Courteline en dentelles
Courteline en dentelles, courtes pièces de Georges Courteline, mise en scène de Jérôme Deschamps.
De Gorges Courteline (1856-1929), on connaît généralement plus des pièces comme Boubouroche, Le Commisaire est bon enfant, Le Train de 8 h 47, La Peur des coups ou Les Boulingrin, où l’auteur décrit sans aucune pitié, mais avec une certaine indulgence, les travers et les mesquineries de la vie de ses contemporains qui ne doutent de rien , et en tout cas jamais d’eux-même.
Les autres petites pièces dont s’est emparé Jérôme Deschamps, avec son complice Michel Fau, sont aussi de la même veine. Ce sont 26, puis Le Gora, Ma femme est en voyage, Mentons bleus, La Maître de forges, L’iIlustre Piegelé et enfin Gros chagrins.

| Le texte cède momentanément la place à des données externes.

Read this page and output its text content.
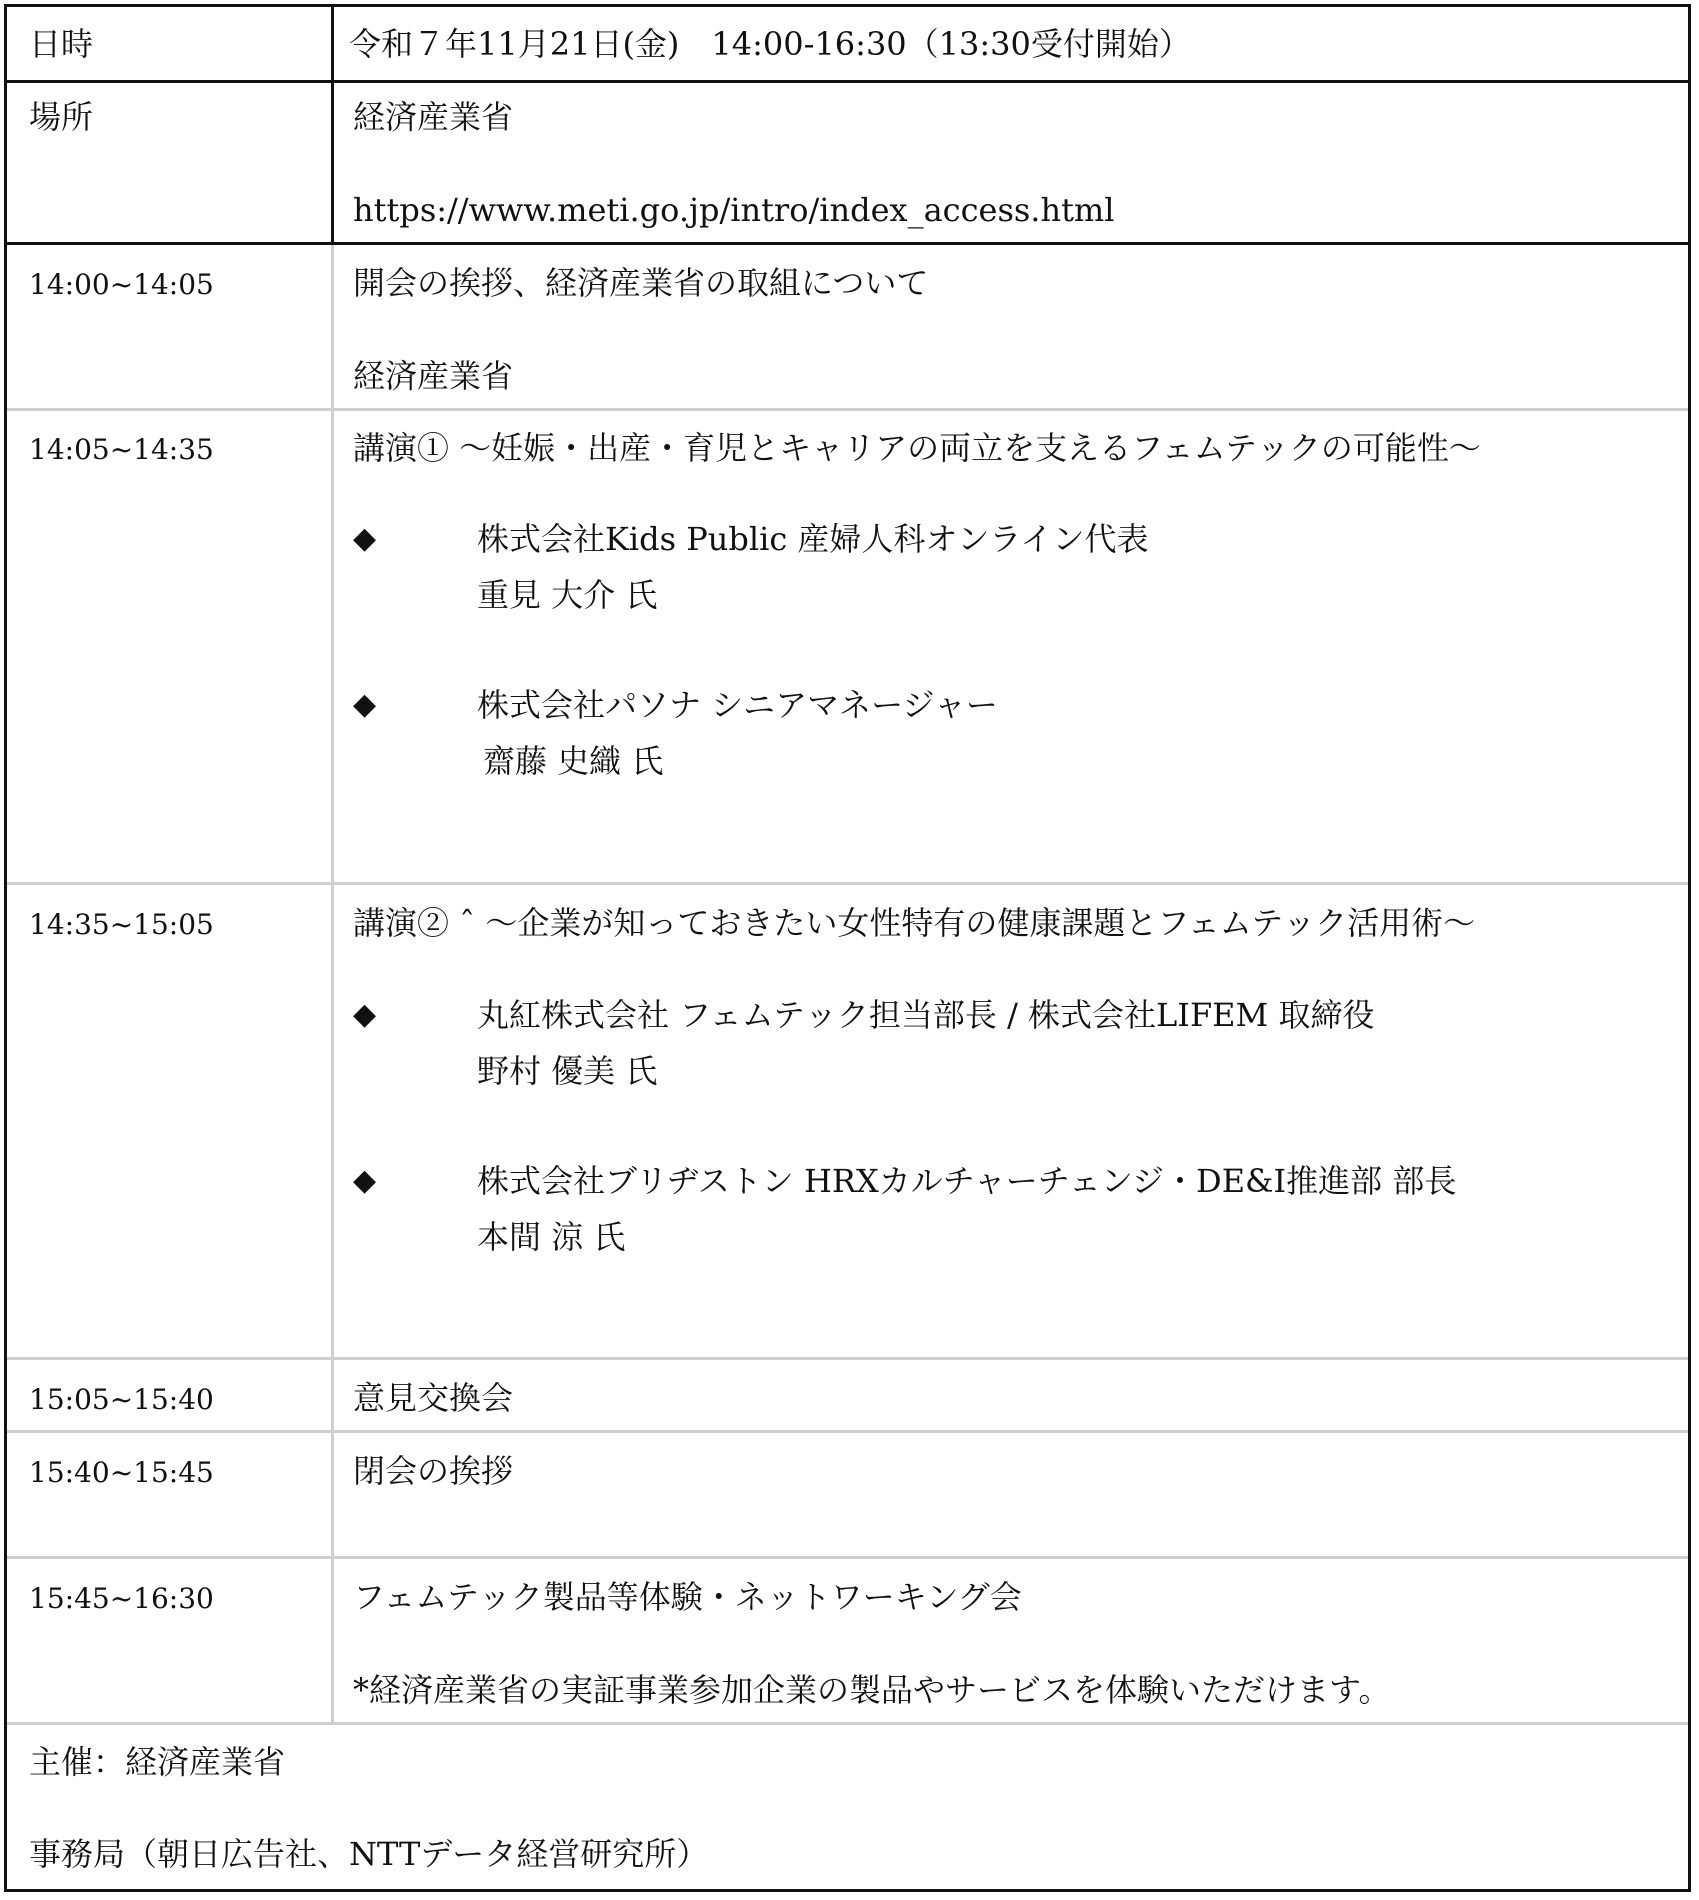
日時	令和７年11月21日(金)　14:00-16:30（13:30受付開始）
場所	経済産業省
https://www.meti.go.jp/intro/index_access.html
14:00~14:05	開会の挨拶、経済産業省の取組について
経済産業省
14:05~14:35	講演① 〜妊娠・出産・育児とキャリアの両立を支えるフェムテックの可能性〜
◆	株式会社Kids Public 産婦人科オンライン代表
重見 大介 氏
◆	株式会社パソナ シニアマネージャー
齋藤 史織 氏
14:35~15:05	講演② ˆ 〜企業が知っておきたい女性特有の健康課題とフェムテック活用術〜
◆	丸紅株式会社 フェムテック担当部長 / 株式会社LIFEM 取締役
野村 優美 氏
◆	株式会社ブリヂストン HRXカルチャーチェンジ・DE&I推進部 部長
本間 涼 氏
15:05~15:40	意見交換会
15:40~15:45	閉会の挨拶
15:45~16:30	フェムテック製品等体験・ネットワーキング会
*経済産業省の実証事業参加企業の製品やサービスを体験いただけます。
主催：経済産業省
事務局（朝日広告社、NTTデータ経営研究所）
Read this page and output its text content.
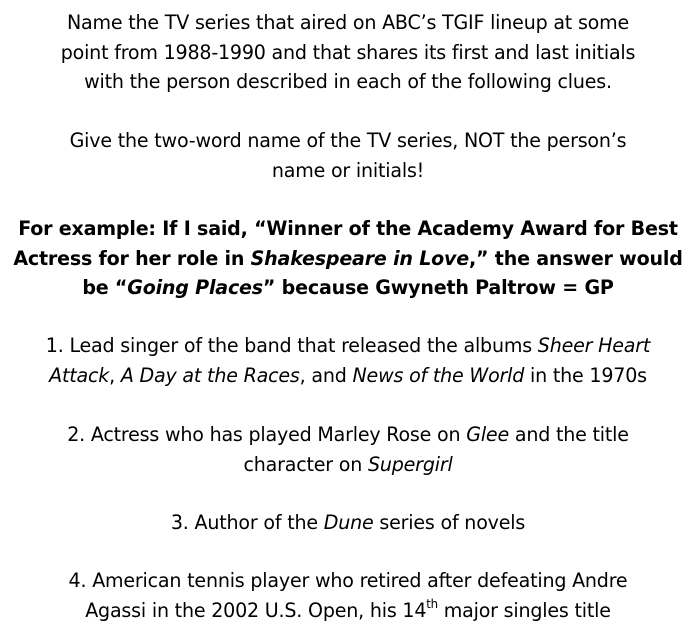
Name the TV series that aired on ABC’s TGIF lineup at some
point from 1988-1990 and that shares its first and last initials
with the person described in each of the following clues.
Give the two-word name of the TV series, NOT the person’s
name or initials!
For example: If I said, “Winner of the Academy Award for Best
Actress for her role in Shakespeare in Love,” the answer would
be “Going Places” because Gwyneth Paltrow = GP
1. Lead singer of the band that released the albums Sheer Heart
Attack, A Day at the Races, and News of the World in the 1970s
2. Actress who has played Marley Rose on Glee and the title
character on Supergirl
3. Author of the Dune series of novels
4. American tennis player who retired after defeating Andre
Agassi in the 2002 U.S. Open, his 14th major singles title
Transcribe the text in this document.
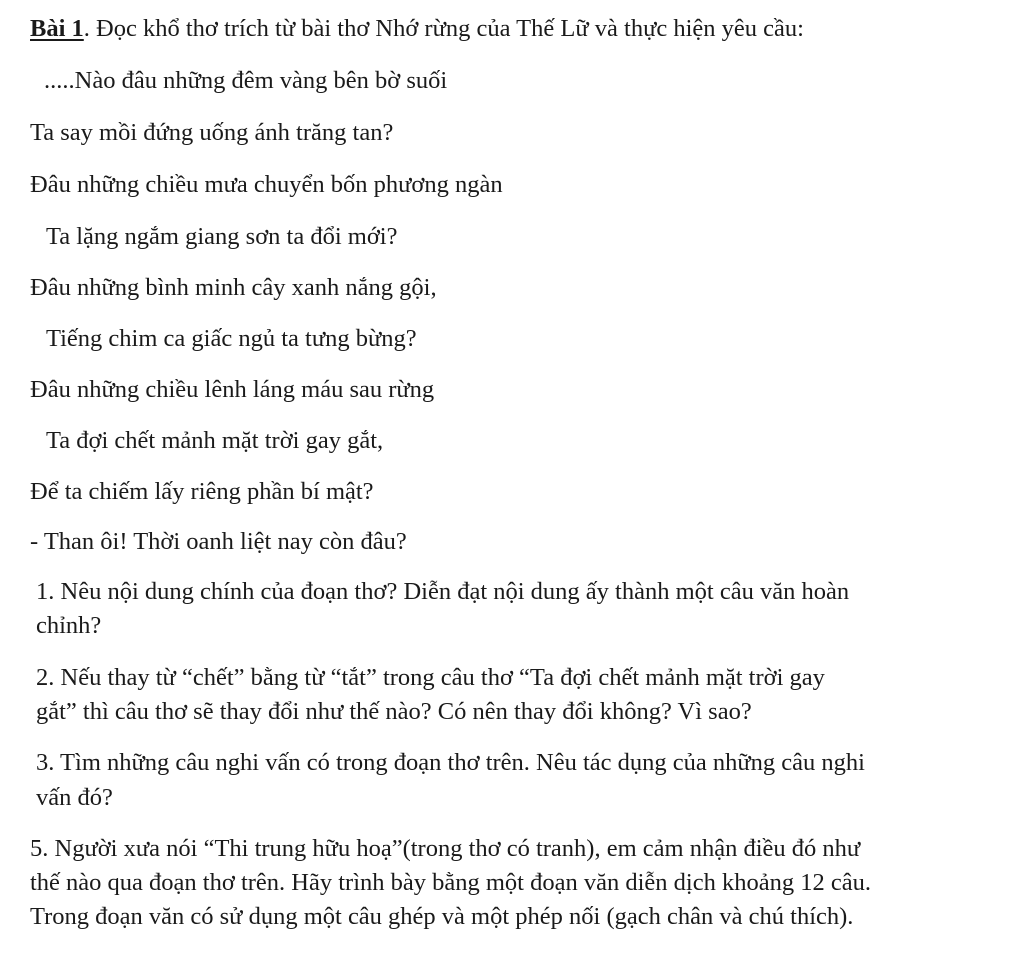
Bài 1. Đọc khổ thơ trích từ bài thơ Nhớ rừng của Thế Lữ và thực hiện yêu cầu:
.....Nào đâu những đêm vàng bên bờ suối
Ta say mồi đứng uống ánh trăng tan?
Đâu những chiều mưa chuyển bốn phương ngàn
Ta lặng ngắm giang sơn ta đổi mới?
Đâu những bình minh cây xanh nắng gội,
Tiếng chim ca giấc ngủ ta tưng bừng?
Đâu những chiều lênh láng máu sau rừng
Ta đợi chết mảnh mặt trời gay gắt,
Để ta chiếm lấy riêng phần bí mật?
- Than ôi! Thời oanh liệt nay còn đâu?
1. Nêu nội dung chính của đoạn thơ? Diễn đạt nội dung ấy thành một câu văn hoàn
chỉnh?
2. Nếu thay từ “chết” bằng từ “tắt” trong câu thơ “Ta đợi chết mảnh mặt trời gay
gắt” thì câu thơ sẽ thay đổi như thế nào? Có nên thay đổi không? Vì sao?
3. Tìm những câu nghi vấn có trong đoạn thơ trên. Nêu tác dụng của những câu nghi
vấn đó?
5. Người xưa nói “Thi trung hữu hoạ”(trong thơ có tranh), em cảm nhận điều đó như
thế nào qua đoạn thơ trên. Hãy trình bày bằng một đoạn văn diễn dịch khoảng 12 câu.
Trong đoạn văn có sử dụng một câu ghép và một phép nối (gạch chân và chú thích).
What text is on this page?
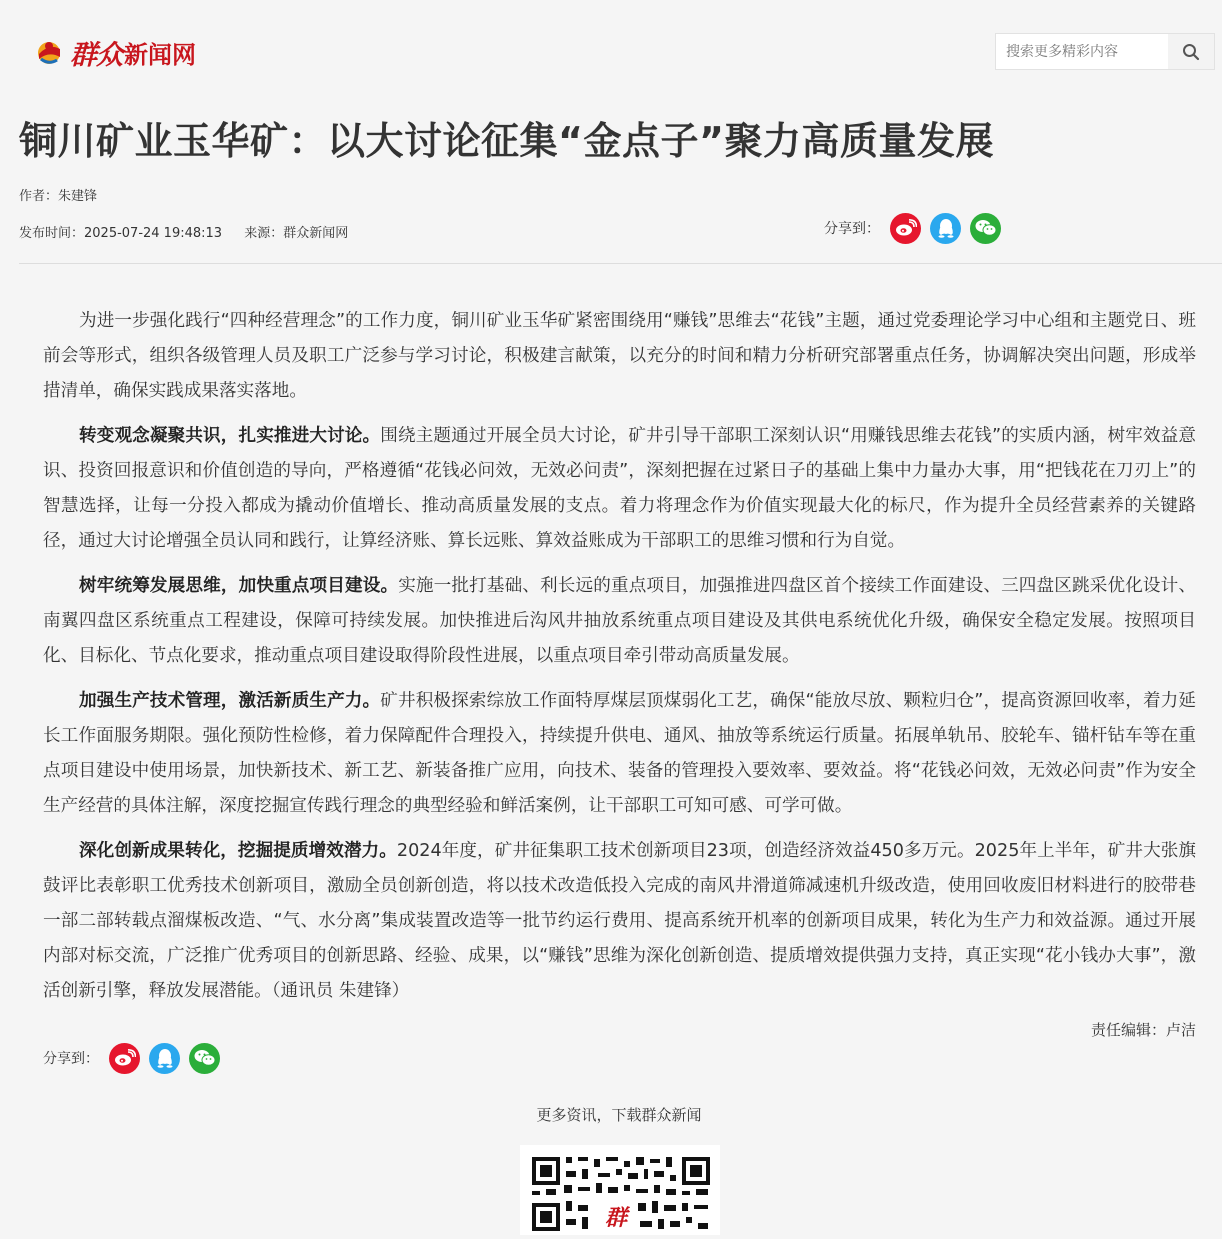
群众 新闻网
搜索更多精彩内容
铜川矿业玉华矿：以大讨论征集“金点子”聚力高质量发展
作者：朱建锋
发布时间：2025-07-24 19:48:13 来源：群众新闻网	分享到：

为进一步强化践行“四种经营理念”的工作力度，铜川矿业玉华矿紧密围绕用“赚钱”思维去“花钱”主题，通过党委理论学习中心组和主题党日、班前会等形式，组织各级管理人员及职工广泛参与学习讨论，积极建言献策，以充分的时间和精力分析研究部署重点任务，协调解决突出问题，形成举措清单，确保实践成果落实落地。

转变观念凝聚共识，扎实推进大讨论。围绕主题通过开展全员大讨论，矿井引导干部职工深刻认识“用赚钱思维去花钱”的实质内涵，树牢效益意识、投资回报意识和价值创造的导向，严格遵循“花钱必问效，无效必问责”，深刻把握在过紧日子的基础上集中力量办大事，用“把钱花在刀刃上”的智慧选择，让每一分投入都成为撬动价值增长、推动高质量发展的支点。着力将理念作为价值实现最大化的标尺，作为提升全员经营素养的关键路径，通过大讨论增强全员认同和践行，让算经济账、算长远账、算效益账成为干部职工的思维习惯和行为自觉。

树牢统筹发展思维，加快重点项目建设。实施一批打基础、利长远的重点项目，加强推进四盘区首个接续工作面建设、三四盘区跳采优化设计、南翼四盘区系统重点工程建设，保障可持续发展。加快推进后沟风井抽放系统重点项目建设及其供电系统优化升级，确保安全稳定发展。按照项目化、目标化、节点化要求，推动重点项目建设取得阶段性进展，以重点项目牵引带动高质量发展。

加强生产技术管理，激活新质生产力。矿井积极探索综放工作面特厚煤层顶煤弱化工艺，确保“能放尽放、颗粒归仓”，提高资源回收率，着力延长工作面服务期限。强化预防性检修，着力保障配件合理投入，持续提升供电、通风、抽放等系统运行质量。拓展单轨吊、胶轮车、锚杆钻车等在重点项目建设中使用场景，加快新技术、新工艺、新装备推广应用，向技术、装备的管理投入要效率、要效益。将“花钱必问效，无效必问责”作为安全生产经营的具体注解，深度挖掘宣传践行理念的典型经验和鲜活案例，让干部职工可知可感、可学可做。

深化创新成果转化，挖掘提质增效潜力。2024年度，矿井征集职工技术创新项目23项，创造经济效益450多万元。2025年上半年，矿井大张旗鼓评比表彰职工优秀技术创新项目，激励全员创新创造，将以技术改造低投入完成的南风井滑道筛减速机升级改造，使用回收废旧材料进行的胶带巷一部二部转载点溜煤板改造、“气、水分离”集成装置改造等一批节约运行费用、提高系统开机率的创新项目成果，转化为生产力和效益源。通过开展内部对标交流，广泛推广优秀项目的创新思路、经验、成果，以“赚钱”思维为深化创新创造、提质增效提供强力支持，真正实现“花小钱办大事”，激活创新引擎，释放发展潜能。（通讯员 朱建锋）

责任编辑：卢洁
分享到：
更多资讯，下载群众新闻
群
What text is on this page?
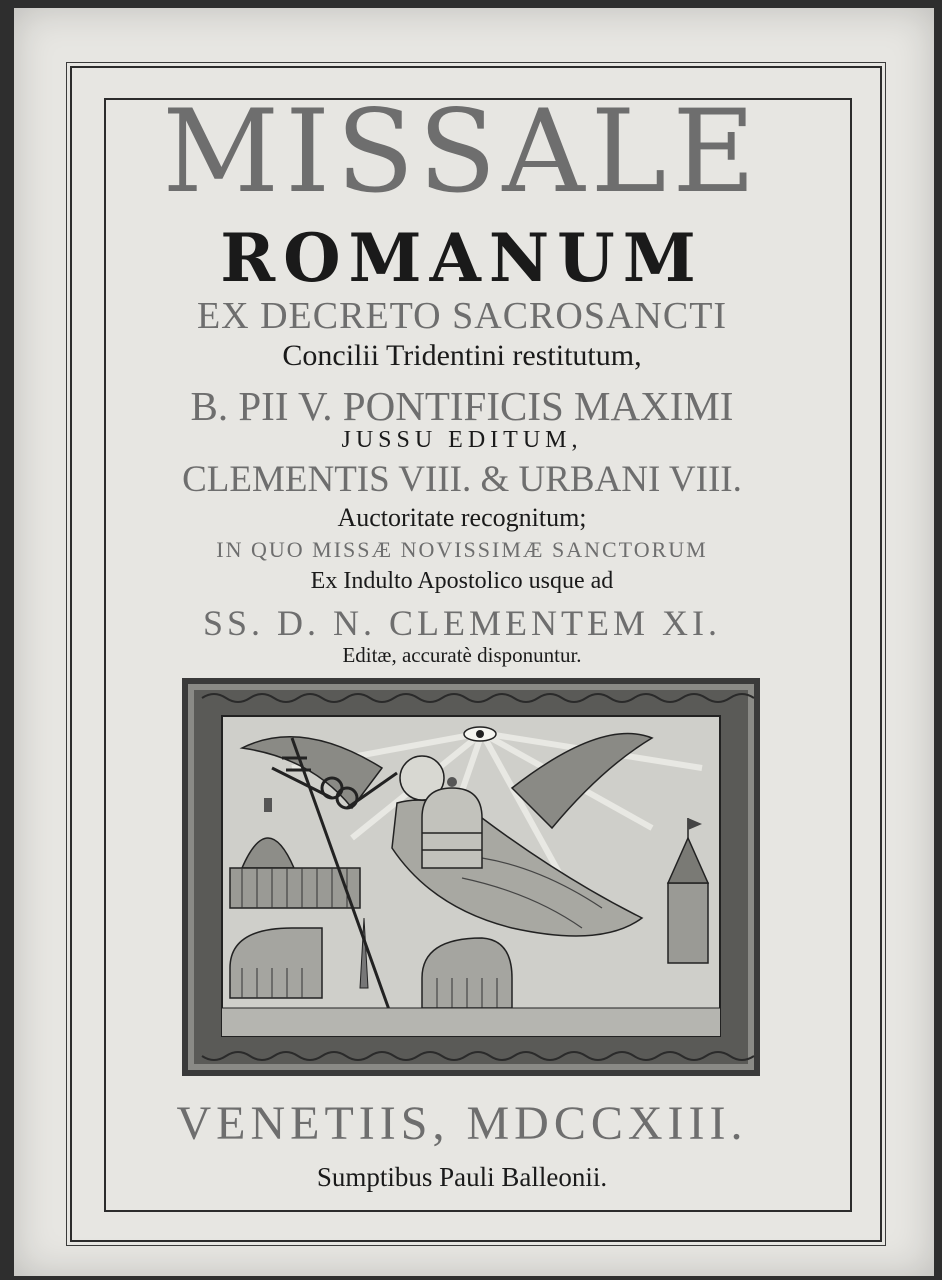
MISSALE

ROMANUM

EX DECRETO SACROSANCTI

Concilii Tridentini restitutum,

B. PII V. PONTIFICIS MAXIMI

JUSSU EDITUM,

CLEMENTIS VIII. & URBANI VIII.

Auctoritate recognitum;

IN QUO MISSÆ NOVISSIMÆ SANCTORUM

Ex Indulto Apostolico usque ad

SS. D. N. CLEMENTEM XI.

Editæ, accuratè disponuntur.

VENETIIS, MDCCXIII.

Sumptibus Pauli Balleonii.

Sur le célèbre plateau nu cher à Peter Brook avec son mur de fond rouge, il n’y a aucun décor. Juste une déclinaison à deux exemplaires: une petite table avec deux verres et une carafe d’eau, deux formes à chapeaux avec un bonnet blanc féminin, deux chaises au velours rouge provenant d’une loge de l’Opéra-Comique, et deux pupitres où est posé le texte des pièces, et bien sûr deux acteurs jouant de nombreux personnages.
Ils sont là tous les deux debout, en smoking et chemise blanche, avec un ridicule petit nœud papillon. Ce n’est pas vraiment une lecture mais une sorte de courtelinade au second, voire au troisième degré. Ce sont avant tout Jérôme Deschamps et Michel Fau qui se jouent la comédie, avec beaucoup d’humour et de savoir-faire dans la dénonciation de la bêtise. Pas de mise en scène spectaculaire, puisqu’ils restent devant leur pupitre à peu près tout le temps. Ils n’ont aucun costume ni accessoire si ce n’ est une peau d’ours, et ils se contentent de mettre leur bonnet de toile blanche quand ils jouent un personnage féminin. C’est parfois énorme comme une farce de collégiens, mais l’on rit de bon cœur…
Ces petites pièce écrites, il y a déjà un siècle ou plus , n’ont pas toutes la même qualité mais 26, Le Gora , Gros chagrins, ou Mentons bleus, où Courteline met en scène deux vieux cabots qui s’insultent , sont tout à fait savoureuses et ont déjà quelque chose de l’univers de Ionesco. Il ne faudrait sans doute pas que cette mise en abyme dure trop longtemps, même si les deux compères sont brillants et font feu de tout bois dans ce qui ressemble parfois un peu à un exercice de style. Mais cette unique heure passe vite, et est, somme toute, assez réjouissante. Le public pas très jeune- dans une salle pas très pleine- la place est à 15 euros quand même- ne boude pas son plaisir.
Cela fait-il quand même une soirée? Pas si sûr. Enfin, c’est à vous de voir…Cela aurait fait une excellente première partie de De beaux lendemains qui suit et dont rend compte Véronique Hotte.
Philippe du Vignal
Théâtre des Bouffes du Nord à 19 heures. Jusqu’ au 25 juin.